Un agent de la compagnie aérienne WestJet a agressé physiquement un passager de 73 ans après que l’homme ait tenté d’enregistrer une interaction concernant un changement de vol forcé. L’incident, qui a laissé l’homme âgé avec un œil enflé, met en évidence l’escalade des tensions entre les compagnies aériennes et les passagers qui font valoir leurs droits à documenter les différends liés au service.

Changement de vol forcé et litige concernant l’enregistrement

Jason Huang et sa famille devaient prendre l’avion d’Edmonton à Toronto lorsque leurs cartes d’embarquement ont été inopinément échangées pour un vol ultérieur. WestJet avait échangé des avions, ce qui avait entraîné un déplacement involontaire des passagers, mais n’avait offert aucune compensation immédiate.
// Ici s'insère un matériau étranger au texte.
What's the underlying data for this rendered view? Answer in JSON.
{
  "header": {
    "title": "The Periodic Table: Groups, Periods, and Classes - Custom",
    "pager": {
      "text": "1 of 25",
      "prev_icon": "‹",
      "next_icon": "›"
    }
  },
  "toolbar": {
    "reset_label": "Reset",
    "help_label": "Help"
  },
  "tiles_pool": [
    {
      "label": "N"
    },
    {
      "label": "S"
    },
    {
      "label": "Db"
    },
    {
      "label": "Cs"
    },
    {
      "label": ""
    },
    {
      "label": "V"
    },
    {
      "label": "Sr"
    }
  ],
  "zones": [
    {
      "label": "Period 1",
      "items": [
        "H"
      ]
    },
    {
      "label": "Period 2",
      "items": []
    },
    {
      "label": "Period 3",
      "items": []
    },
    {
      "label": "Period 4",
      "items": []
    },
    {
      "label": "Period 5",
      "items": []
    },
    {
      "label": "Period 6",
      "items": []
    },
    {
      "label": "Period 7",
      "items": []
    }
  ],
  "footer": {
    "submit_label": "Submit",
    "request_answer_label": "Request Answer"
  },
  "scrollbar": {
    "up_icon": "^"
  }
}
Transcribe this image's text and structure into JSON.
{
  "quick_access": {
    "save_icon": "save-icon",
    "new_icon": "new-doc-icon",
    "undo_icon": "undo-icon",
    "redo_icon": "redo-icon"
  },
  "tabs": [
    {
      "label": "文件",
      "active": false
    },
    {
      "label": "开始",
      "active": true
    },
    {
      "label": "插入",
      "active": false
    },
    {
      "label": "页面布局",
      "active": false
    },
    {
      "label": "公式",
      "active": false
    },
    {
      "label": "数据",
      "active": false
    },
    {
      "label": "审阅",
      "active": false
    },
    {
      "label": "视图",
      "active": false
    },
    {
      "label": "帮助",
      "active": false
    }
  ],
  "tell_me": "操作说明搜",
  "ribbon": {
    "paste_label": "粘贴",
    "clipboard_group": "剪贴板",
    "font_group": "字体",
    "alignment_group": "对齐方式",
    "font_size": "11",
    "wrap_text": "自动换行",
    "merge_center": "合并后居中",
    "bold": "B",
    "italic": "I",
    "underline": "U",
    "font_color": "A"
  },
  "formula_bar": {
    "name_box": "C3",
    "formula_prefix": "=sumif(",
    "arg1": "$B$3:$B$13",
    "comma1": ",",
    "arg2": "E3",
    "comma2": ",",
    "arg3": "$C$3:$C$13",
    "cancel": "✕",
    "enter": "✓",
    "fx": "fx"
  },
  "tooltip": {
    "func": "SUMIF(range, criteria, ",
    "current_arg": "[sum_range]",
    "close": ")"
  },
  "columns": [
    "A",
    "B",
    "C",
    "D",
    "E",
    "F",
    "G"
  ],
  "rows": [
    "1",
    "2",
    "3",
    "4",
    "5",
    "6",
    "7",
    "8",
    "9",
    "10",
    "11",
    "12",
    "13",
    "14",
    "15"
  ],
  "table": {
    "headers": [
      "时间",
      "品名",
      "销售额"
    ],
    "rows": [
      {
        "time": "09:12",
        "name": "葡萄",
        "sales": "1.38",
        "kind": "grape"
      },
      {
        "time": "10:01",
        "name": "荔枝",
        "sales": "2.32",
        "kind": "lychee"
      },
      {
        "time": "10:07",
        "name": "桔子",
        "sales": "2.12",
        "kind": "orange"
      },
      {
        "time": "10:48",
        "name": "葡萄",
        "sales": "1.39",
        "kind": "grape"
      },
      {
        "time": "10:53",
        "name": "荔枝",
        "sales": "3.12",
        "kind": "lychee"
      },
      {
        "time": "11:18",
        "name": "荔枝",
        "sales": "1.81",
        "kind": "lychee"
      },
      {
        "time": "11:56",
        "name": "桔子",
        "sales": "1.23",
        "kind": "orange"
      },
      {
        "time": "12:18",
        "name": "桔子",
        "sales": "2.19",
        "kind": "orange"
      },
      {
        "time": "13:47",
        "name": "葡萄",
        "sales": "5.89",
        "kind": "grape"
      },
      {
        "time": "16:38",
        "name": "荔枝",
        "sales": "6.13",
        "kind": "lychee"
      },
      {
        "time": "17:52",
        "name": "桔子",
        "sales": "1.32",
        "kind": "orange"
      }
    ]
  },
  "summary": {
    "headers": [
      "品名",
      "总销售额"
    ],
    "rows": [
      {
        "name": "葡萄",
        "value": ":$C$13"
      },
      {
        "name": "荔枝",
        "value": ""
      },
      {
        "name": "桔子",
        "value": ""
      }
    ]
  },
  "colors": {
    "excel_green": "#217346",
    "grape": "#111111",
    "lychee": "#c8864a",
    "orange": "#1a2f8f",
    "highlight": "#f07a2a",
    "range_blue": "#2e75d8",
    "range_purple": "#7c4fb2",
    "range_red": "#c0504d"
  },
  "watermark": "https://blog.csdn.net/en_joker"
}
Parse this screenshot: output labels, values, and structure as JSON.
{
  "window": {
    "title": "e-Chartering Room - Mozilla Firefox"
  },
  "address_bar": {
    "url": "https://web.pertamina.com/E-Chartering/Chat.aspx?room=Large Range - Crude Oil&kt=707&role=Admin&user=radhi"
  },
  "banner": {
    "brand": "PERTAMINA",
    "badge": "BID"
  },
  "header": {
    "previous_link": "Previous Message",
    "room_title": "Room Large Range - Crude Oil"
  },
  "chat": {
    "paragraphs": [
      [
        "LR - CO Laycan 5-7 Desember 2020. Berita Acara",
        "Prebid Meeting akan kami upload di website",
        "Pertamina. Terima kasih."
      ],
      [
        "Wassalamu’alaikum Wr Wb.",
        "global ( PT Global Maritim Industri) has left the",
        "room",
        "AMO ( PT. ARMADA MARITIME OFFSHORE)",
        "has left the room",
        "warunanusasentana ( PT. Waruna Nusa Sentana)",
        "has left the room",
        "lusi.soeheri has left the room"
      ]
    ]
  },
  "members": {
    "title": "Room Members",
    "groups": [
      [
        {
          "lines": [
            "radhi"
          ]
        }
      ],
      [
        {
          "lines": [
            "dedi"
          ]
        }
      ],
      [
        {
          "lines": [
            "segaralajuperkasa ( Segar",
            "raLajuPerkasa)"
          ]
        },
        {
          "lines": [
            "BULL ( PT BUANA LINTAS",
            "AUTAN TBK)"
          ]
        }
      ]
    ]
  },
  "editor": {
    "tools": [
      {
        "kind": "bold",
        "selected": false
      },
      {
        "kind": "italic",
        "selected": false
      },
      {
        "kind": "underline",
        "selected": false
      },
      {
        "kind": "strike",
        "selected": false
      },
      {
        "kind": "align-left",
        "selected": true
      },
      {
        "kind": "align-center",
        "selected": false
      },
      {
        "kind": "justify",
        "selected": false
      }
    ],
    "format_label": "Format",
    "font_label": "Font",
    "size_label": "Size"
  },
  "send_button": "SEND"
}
Lorsque Huang a commencé à enregistrer la conversation avec le personnel de la compagnie aérienne, un agent a menacé d’appeler la police s’il ne s’arrêtait pas.

La situation s’est aggravée lorsque le père de Huang s’est joint à nous et a filmé l’interaction. L’agent a ensuite saisi le téléphone de l’homme de 73 ans et, ce faisant, l’a frappé à l’œil. Cela s’est produit malgré les lois canadiennes sur le consentement unilatéral pour l’enregistrement des communications privées, ce qui signifie que les passagers peuvent légalement enregistrer les conversations auxquelles ils participent sans en informer les autres.

Indemnisation et droits des passagers

Huang a cherché à documenter l’interaction pour étayer une réclamation en vertu du Règlement sur la protection des passagers aériens du Canada. Lorsque les compagnies aériennes supplantent des passagers pour des raisons indépendantes de leur volonté, telles qu’un échange d’avion, une compensation est légalement requise. WestJet a d’abord nié toute obligation, ce qui a motivé la tentative d’enregistrement.

La réglementation canadienne diffère de celle des États-Unis, où les compagnies aériennes sont souvent exemptées de l’indemnisation pour refus d’embarquement involontaire lors d’un échange d’avion. Cependant, le Canada exige une compensation si l’échange a lieu pour des raisons commerciales plutôt que de sécurité.

L’importance des enregistrements des passagers

Cet incident souligne le rôle essentiel des enregistrements des passagers pour responsabiliser les compagnies aériennes. Une décision récente d’un tribunal canadien a souligné l’importance de telles preuves, affirmant que des séquences vidéo peuvent révéler un service client abusif. Le juge dans une autre affaire, Air Transat, a condamné la compagnie aérienne pour avoir demandé aux passagers de supprimer les enregistrements avant d’être autorisés à voler.

Sans les vidéos de passagers documentant des incidents tels que le traînage de David Dao par United Airlines en 2017, les compagnies aériennes n’auraient peut-être pas révisé leurs pratiques de refus d’embarquement, et le ministère des Transports n’aurait pas non plus mis à jour ses règles.

WestJet a présenté des excuses standard et a déclaré que l’incident avait fait « rapidement l’objet d’une enquête interne ». Cependant, l’attaque soulève des questions sur la manière dont la compagnie aérienne gère les différends entre passagers et sur sa volonté d’intensifier les conflits plutôt que de répondre à des préoccupations légitimes.

En fin de compte, cette affaire rappelle brutalement le déséquilibre des pouvoirs entre les compagnies aériennes et les passagers et la nécessité pour les passagers de documenter leurs expériences pour protéger leurs droits.